The NWT’s chief public health officer (CPHO) is counting on the initial roll out of the Moderna vaccine across the territory to begin in close to a month, but a significant amount of logistical legwork needs to take place in the meantime.
The first doses of the vaccine will be administered to the territory’s priority population – those at highest risk of contracting or spreading the virus. That would comprise Elders age 60 and over, people with diseases, essential workers such as those in health care and Indigenous residents of remote communities that rely on fly-in service, Dr. Kami Kandola said during her weekly update on the Covid-19 pandemic on Wednesday.
A second vaccine shipment, which may include doses for the general population, is expected to be available in early February. It is uncertain if a third shipment will be required, Kandola said.
“We will hope that with the second shipment we can wrap up the priority groups and start working with the general population, but I don’t have any information to confirm that,” she said.
The NWT has, so far, secured 51,600 doses of the vaccine, which works out to 75 per cent of the territory’s adult population 18 years and older as two doses are required per individual. The number of doses in the initial batch coming to the territory was not disclosed.
The CPHO says that there is no vaccine for youth and those under 18, however clinical trials are underway.
Approval still required
There remains much groundwork to be done leading up to the first roll out, starting with the federal government’s go-ahead for the vaccine ordered.
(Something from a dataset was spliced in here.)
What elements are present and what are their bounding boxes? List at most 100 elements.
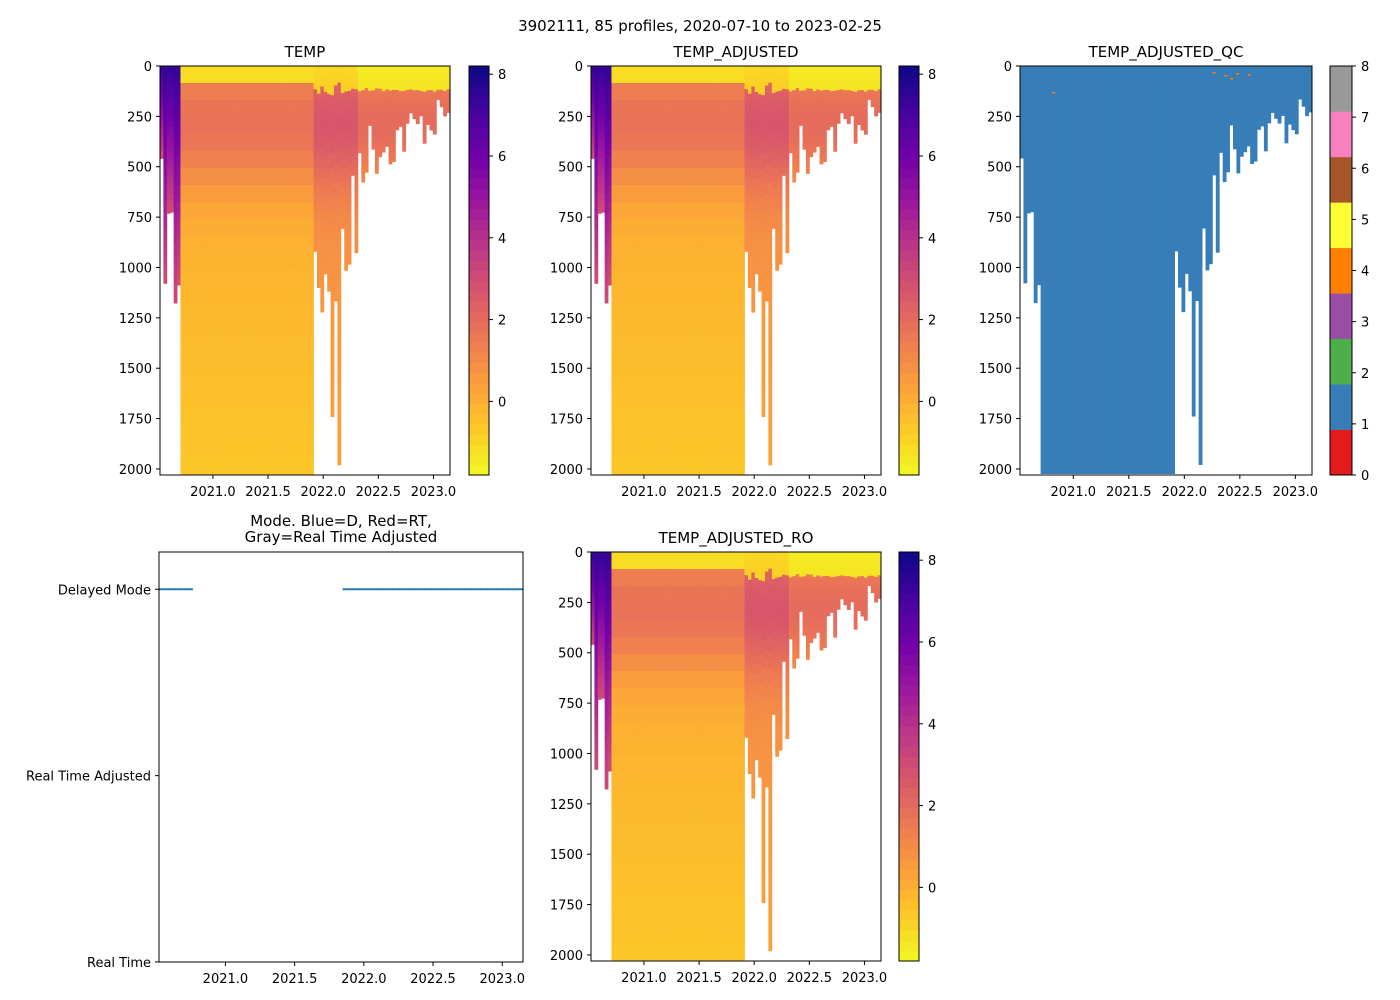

“The most important information we’re waiting on is actually Health Canada’s approval of the Moderna vaccine,” Kandola said, adding that the Moderna product is advanced in the regulatory review process. “Even if we receive the shipment, there are still hiring logistics, communications (requirements to) make sure that NWT residents have the information they need to provide informed consent before we distribute the vaccine. So we’re anticipating that probably around mid-January, hopefully, the shipments arrive that we can start rolling out the vaccines to priority populations.”
The two large freezers that will store the vaccine – one at Stanton Territorial Hospital and one at the Inuvik Regional Hospital – arrived in the NWT this week, said Kandola.
“We can receive the initial shipments but we still have to go through training and hiring to deliver the vaccine,” she said.
With the freezers in place, Kandola said the territorial government is planning the logistics of how to reach small and remote communities.
This means that with the vaccine having to be kept at -20 C at all times, smaller portable freezers will be placed in charter planes with the mobile teams delivering the vaccine to communities, according to Kandola.
“This is all being worked out as we speak and this is part of the logistics preparation before before people roll out and deliver the vaccines,” she said.
Based on the First Ministers’ meeting on Dec. 10, the NWT, Nunavut and Yukon were identified as a priority for vaccination in Canada because of the remoteness and limited health-care service, Kandola added.